Não sei quantas vezes me chamaram porque estava dormindo. Aliás, não imaginei que viessem tão rápido me socorrer, afinal, dizem tantas coisas sobre o valor da nossa vida.
"Vem, me dê a sua mão!
Estou tão fraca, mas meus olhos se enchem de encantamento quando vejo um homem praticamente flutuando à minha frente.
Que fantástico!
Então, é isso que essas empresas super poderosas fazem?
Claro!
Se eles são capazes de enviar pessoas para passear no espaço, podem fazer salvamentos como o meu.
"Entre, Juliana!"
De repente sou içada para uma espécie de nave transparente e imediatamente o frio desaparece, me sinto aquecida, amada.
É, o amor sempre foi uma incógnita para mulheres como eu, talvez por isso quis amar o mundo e sua natureza exuberante.
Mas ser salva vai me fazer repensar o meu conceito de humanidade.
"Beba isso, Juliana!"
Céus!
Nunca bebi algo tão incrivelmente bom quanto essa água cristalina. Estou em êxtase!
Aliás, amo como ele diz o meu nome, pausadamente, dando ênfase à minha identidade.
Eu sei que é uma forma de mostrar que eu sou importante. Aqui entre nós, confesso que por alguns bons minutos imaginei que seria deixada para morrer à míngua.
Se aqueça, Juliana!
Que bobagem a minha! Quem deixaria um ser humano morrer sozinho diante das lentes do mundo. Seria muito cruel!
Até uma mulher negra feito eu merece alguma dignidade. Não que me ache inferior, eles acham.
O mundo estaria mudado?!
O frio que atravessava meus ossos desapareceu.
A quem eu terei que agradecer?
"Coma um pouco, Juliana!"
O guia me deixou para trás.
O grupo me deixou pra trás.
Mas eu não vou dizer isso pra ninguém. A vida do guia já é complicada demais. O trabalho é dificílimo! Escorchante é a palavra. Caminhar quilômetros com uma super carga nos ombros e ainda ter que vigiar um grupo de pessoas tão diverso entre si e tão exigente.
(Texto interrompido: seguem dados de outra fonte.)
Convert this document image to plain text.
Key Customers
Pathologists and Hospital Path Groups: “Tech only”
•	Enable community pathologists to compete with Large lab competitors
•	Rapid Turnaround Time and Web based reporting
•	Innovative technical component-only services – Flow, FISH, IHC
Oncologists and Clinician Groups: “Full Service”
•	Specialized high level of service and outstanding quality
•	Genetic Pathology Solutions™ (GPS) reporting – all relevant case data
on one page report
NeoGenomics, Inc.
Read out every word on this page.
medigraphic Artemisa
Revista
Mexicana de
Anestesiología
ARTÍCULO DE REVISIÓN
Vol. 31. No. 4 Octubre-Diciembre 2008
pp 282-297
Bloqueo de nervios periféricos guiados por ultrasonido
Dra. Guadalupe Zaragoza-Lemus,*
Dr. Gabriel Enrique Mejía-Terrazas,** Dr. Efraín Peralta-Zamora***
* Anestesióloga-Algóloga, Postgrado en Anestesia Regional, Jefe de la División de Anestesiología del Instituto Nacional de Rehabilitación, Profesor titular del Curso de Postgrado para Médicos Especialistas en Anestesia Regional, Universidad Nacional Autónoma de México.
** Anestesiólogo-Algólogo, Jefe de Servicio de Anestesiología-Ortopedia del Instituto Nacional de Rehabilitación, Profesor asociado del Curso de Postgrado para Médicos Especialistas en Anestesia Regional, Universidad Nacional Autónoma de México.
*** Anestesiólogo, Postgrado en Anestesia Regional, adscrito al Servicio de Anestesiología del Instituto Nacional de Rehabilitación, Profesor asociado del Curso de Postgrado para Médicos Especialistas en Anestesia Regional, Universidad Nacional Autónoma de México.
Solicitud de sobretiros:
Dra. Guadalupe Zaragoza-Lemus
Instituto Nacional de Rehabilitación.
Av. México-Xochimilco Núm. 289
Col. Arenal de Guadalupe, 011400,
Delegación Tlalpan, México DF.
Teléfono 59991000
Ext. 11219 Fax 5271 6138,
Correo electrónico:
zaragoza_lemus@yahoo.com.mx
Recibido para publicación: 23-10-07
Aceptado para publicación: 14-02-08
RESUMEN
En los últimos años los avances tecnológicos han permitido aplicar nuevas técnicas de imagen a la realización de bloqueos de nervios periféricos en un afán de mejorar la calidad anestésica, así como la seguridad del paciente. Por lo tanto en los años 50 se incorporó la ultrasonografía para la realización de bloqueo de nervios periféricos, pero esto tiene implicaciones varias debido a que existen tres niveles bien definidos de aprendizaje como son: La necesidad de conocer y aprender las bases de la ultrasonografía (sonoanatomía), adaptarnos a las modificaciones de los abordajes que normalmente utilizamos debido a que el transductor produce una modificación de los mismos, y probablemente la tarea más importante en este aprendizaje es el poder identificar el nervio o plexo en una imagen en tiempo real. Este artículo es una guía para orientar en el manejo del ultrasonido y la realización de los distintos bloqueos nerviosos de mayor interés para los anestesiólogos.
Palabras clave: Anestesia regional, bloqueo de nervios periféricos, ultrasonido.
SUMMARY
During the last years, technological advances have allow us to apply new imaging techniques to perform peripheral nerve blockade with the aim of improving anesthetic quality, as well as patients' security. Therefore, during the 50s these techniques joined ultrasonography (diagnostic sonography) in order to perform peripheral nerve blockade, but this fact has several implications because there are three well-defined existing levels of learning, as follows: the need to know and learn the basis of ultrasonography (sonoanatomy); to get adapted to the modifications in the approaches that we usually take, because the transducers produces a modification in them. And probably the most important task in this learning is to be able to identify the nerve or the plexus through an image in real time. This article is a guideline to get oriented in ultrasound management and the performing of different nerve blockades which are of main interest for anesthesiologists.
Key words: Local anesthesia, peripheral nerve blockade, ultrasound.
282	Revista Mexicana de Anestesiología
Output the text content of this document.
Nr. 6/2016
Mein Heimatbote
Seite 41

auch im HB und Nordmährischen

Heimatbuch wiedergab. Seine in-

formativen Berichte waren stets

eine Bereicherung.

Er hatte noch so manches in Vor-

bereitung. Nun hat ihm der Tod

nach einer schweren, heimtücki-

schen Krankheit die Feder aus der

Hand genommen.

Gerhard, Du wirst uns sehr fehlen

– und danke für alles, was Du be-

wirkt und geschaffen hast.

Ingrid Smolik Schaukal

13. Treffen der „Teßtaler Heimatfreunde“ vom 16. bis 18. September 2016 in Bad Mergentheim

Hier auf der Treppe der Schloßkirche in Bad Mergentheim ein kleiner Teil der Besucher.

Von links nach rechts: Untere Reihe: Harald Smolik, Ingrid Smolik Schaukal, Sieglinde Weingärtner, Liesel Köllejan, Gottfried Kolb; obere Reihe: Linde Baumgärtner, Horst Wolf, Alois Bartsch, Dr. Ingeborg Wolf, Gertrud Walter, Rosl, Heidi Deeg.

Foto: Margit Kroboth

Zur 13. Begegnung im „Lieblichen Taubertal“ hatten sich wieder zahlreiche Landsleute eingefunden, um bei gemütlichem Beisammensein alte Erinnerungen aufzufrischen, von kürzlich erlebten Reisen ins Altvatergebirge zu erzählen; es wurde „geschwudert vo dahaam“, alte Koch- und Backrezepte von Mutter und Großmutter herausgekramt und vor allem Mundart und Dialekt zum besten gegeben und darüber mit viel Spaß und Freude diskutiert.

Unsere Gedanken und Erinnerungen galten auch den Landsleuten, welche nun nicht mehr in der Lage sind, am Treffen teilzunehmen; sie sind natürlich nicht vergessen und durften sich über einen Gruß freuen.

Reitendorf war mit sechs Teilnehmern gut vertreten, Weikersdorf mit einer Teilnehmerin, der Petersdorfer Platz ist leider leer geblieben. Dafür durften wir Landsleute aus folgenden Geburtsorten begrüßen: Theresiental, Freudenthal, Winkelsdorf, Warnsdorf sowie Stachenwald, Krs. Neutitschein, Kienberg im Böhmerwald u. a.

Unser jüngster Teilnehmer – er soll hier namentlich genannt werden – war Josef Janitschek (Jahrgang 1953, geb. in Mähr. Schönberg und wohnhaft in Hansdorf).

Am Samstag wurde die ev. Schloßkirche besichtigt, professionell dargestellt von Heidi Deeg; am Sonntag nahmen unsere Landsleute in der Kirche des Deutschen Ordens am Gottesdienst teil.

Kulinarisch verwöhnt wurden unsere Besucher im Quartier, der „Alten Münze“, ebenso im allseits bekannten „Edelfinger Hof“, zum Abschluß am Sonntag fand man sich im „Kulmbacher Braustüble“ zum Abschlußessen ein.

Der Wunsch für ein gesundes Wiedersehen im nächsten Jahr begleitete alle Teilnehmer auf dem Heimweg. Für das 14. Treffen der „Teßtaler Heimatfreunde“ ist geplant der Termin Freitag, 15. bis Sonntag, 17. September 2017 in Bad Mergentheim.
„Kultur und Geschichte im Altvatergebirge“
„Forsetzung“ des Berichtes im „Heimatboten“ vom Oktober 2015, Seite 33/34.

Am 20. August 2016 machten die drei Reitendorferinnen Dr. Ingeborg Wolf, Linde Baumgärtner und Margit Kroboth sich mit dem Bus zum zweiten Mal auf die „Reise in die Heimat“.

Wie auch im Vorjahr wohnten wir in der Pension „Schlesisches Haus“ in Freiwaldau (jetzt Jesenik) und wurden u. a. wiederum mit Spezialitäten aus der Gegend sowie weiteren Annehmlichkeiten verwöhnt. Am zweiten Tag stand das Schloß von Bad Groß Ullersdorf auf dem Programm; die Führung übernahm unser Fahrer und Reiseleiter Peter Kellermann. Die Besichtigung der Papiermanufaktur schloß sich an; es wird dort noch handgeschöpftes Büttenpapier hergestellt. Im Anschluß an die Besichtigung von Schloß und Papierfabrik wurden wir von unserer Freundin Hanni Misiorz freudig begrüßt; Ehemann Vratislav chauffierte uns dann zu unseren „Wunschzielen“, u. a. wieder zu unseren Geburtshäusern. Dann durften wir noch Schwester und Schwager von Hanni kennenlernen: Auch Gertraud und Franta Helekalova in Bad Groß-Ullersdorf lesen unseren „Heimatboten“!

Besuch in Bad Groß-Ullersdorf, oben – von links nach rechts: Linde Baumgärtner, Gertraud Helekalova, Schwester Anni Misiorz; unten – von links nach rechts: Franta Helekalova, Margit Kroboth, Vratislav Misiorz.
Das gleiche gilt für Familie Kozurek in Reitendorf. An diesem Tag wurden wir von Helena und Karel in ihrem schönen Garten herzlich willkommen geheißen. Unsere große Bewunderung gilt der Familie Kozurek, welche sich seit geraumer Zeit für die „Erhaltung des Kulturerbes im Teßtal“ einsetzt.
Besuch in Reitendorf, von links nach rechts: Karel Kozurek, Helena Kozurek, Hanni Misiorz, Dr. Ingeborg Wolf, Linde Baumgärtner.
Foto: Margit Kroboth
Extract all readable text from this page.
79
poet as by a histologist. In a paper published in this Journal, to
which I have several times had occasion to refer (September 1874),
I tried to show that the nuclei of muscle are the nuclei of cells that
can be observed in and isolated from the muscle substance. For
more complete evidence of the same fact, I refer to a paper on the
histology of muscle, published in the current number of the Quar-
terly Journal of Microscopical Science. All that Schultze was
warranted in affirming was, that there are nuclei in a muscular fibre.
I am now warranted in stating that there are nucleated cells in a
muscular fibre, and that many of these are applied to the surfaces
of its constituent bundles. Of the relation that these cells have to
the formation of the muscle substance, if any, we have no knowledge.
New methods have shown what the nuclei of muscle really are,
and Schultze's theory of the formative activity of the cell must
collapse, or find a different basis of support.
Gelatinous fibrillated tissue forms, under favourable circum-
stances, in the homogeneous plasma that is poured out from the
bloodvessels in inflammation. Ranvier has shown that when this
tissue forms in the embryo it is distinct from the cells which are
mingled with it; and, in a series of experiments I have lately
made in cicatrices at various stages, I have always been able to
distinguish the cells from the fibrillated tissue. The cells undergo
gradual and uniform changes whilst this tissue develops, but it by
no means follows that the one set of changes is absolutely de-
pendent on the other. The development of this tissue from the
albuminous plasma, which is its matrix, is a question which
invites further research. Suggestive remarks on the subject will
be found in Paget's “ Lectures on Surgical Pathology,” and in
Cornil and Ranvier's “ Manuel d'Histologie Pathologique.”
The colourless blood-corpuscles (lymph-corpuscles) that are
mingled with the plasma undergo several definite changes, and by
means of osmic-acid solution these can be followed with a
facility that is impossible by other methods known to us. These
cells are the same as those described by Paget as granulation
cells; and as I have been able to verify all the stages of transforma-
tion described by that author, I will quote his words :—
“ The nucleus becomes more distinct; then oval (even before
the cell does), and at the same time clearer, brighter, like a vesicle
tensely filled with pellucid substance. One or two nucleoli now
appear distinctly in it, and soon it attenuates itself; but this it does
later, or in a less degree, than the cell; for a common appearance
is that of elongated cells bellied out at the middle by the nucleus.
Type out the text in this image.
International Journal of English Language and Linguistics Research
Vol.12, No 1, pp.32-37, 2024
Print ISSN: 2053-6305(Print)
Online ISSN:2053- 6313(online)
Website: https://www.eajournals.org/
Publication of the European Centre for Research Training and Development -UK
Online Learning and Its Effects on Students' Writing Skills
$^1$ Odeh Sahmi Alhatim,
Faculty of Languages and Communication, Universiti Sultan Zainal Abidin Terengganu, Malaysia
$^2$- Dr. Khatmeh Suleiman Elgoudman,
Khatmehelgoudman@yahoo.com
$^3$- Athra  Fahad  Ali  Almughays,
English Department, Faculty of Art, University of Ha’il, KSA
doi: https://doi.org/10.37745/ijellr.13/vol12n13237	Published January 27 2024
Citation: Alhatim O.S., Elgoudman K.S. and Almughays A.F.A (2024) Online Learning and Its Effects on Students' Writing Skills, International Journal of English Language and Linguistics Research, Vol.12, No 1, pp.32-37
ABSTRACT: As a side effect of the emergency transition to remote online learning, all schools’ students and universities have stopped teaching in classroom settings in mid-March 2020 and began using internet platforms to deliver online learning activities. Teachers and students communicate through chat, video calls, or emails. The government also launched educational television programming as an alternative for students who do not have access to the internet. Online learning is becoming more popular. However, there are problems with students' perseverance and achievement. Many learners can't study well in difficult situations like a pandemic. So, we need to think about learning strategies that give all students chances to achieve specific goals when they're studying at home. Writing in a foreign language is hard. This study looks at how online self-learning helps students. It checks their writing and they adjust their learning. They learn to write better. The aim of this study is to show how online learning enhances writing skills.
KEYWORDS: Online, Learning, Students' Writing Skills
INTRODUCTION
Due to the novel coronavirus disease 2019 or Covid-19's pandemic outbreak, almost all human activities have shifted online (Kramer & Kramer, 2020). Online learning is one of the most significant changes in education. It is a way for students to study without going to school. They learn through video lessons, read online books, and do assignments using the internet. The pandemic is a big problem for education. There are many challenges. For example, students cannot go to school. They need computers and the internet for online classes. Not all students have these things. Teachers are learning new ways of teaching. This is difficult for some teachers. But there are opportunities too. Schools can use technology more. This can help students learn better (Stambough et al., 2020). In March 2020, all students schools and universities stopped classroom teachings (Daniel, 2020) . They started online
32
É claro que ele escolheria cuidar da "gringa padrão", eurocidental, aquela que importa aos olhos do mundo.
Agora o grupo, o grupo errou feio comigo.
Por que ninguém perguntou por mim?
Ninguém sentiu a minha falta?
Ninguém lembrou da minha presença iluminada?
Uma pessoa seria suficiente.
Uma única pessoa!
Por isso que eu sempre fui arredia com essa ideia de grupo.
Quem está lá, de fato, quando a gente precisa?
E a menina das selfie? Aquela com quem dividi a minha comida, o meu riso, o meu tempo! E tempo é vida, hein!
Vou repensar muita coisa quando voltar.
"Descanse em paz, Juliana"
Como é doce essa voz. Como é doce essa presença. Entraram algumas crianças, são ucranianas. Estão meio perdidas. Pouco depois, Mulheres palestinas em pranto.
Em seguida homens iranianos.
O grupo só aumenta.
Brasileiros? Cariocas! Jovens negros cariocas, que tudo!
Mas, espere aí...quem aquela?
A minha bisa?!
Mas ela não tinha morrido há10 anos?